The only guest with actual cash is the one the hotel initially tried to turn away: Consumptive Jew Otto Krigelein (George Rae) has cashed in everything he owns on finding out he hasn't got long to live, and checked into the Grand Hotel for a taste of the life he feels he missed out on. Forrest, Wright and Yeston's music is of the storytelling variety rather than instantly memorable, but does boast a couple of big showstoppers, usually involving Garnham's Baron - "Love Can't Happen" with Grushinskaya, "We'll Take a Glass Together" with Krigelein, and his climactic solo "Roses at the Station." The amount of stuff going on simultaneously means not every story always feels developed - it took me a while to realise the Baron was meant to be earnest about his feelings for the ballerina, and that strand never quite convinced me.

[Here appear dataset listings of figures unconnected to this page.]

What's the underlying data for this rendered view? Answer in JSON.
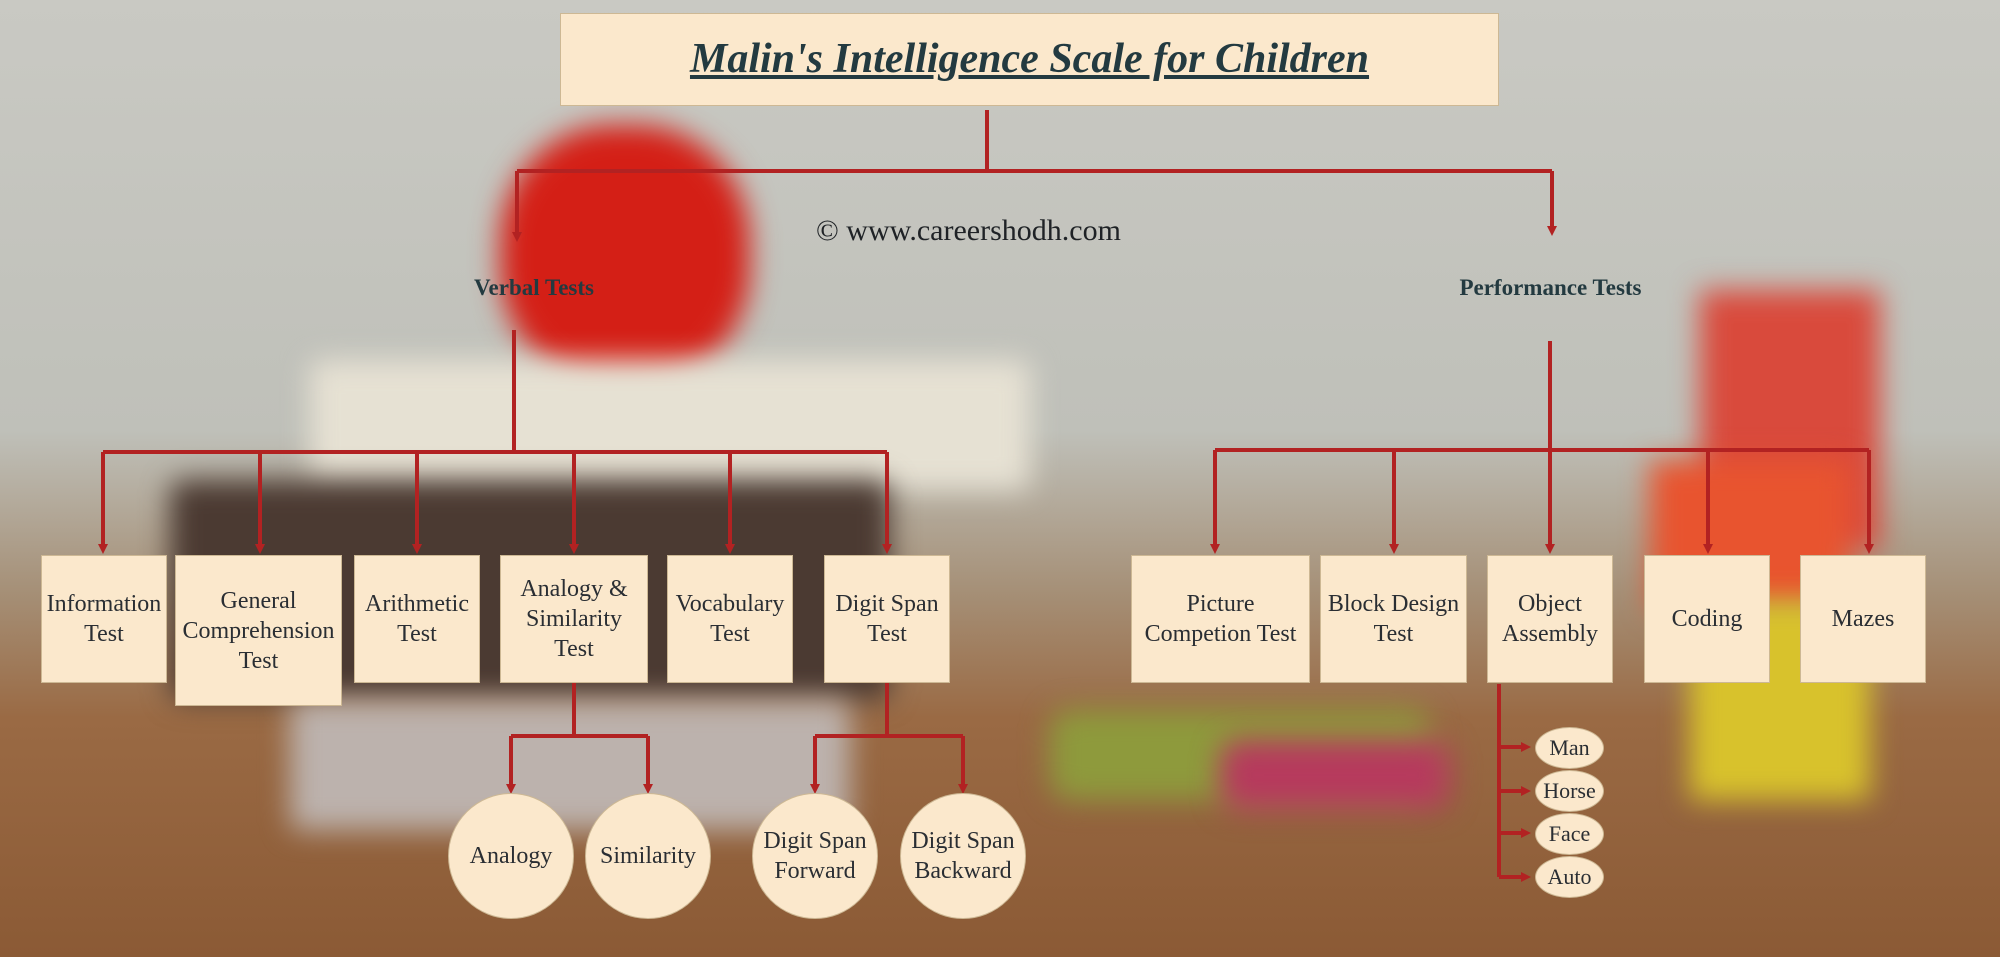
{
  "title": "Malin's Intelligence Scale for Children",
  "copyright": "© www.careershodh.com",
  "colors": {
    "box_fill": "#fbe8cc",
    "connector": "#b22222",
    "title_text": "#233a40"
  },
  "verbal": {
    "label": "Verbal Tests",
    "items": [
      {
        "label": "Information\nTest"
      },
      {
        "label": "General\nComprehension\nTest"
      },
      {
        "label": "Arithmetic\nTest"
      },
      {
        "label": "Analogy &\nSimilarity\nTest"
      },
      {
        "label": "Vocabulary\nTest"
      },
      {
        "label": "Digit Span\nTest"
      }
    ],
    "analogy_children": [
      "Analogy",
      "Similarity"
    ],
    "digit_span_children": [
      "Digit Span\nForward",
      "Digit Span\nBackward"
    ]
  },
  "performance": {
    "label": "Performance Tests",
    "items": [
      {
        "label": "Picture\nCompetion Test"
      },
      {
        "label": "Block Design\nTest"
      },
      {
        "label": "Object\nAssembly"
      },
      {
        "label": "Coding"
      },
      {
        "label": "Mazes"
      }
    ],
    "object_assembly_children": [
      "Man",
      "Horse",
      "Face",
      "Auto"
    ]
  }
}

I was also unconvinced by the ending Southerland's given the piece, in which the staff rise up against the guests - I wasn't sure how strongly it was meant to suggest the rise of the Nazis in the years following this story, and if a climactic special effect can't really be done properly in the small space, it might be best not done at all. But those are really the only criticisms I have of the production, which uses the multiple storylines to create a huge amount of energy and pace on Lee Newby's simple traverse set, with lively choreography by Lee Proud. I think I liked this more than Jan, who said he felt it redeemed itself in the last 20 minutes: I was caught up in its doomed storylines and the enthusiasm of the production from much earlier than that. It's well-sung and with likeable performances, especially from Grimandi, Rae and Serra and, with the wise decision to play it without an interval, its running time flies by in a flurry of energy.
Grand Hotel by Luther Davis, George Forrest, Robert Wright and Maury Yeston, based on Menschen Im Hotel by Vicki Baum, is booking until the 5th of September at Southwark Playhouse's Large Theatre.
Running time: 1 hour 50 minutes straight through.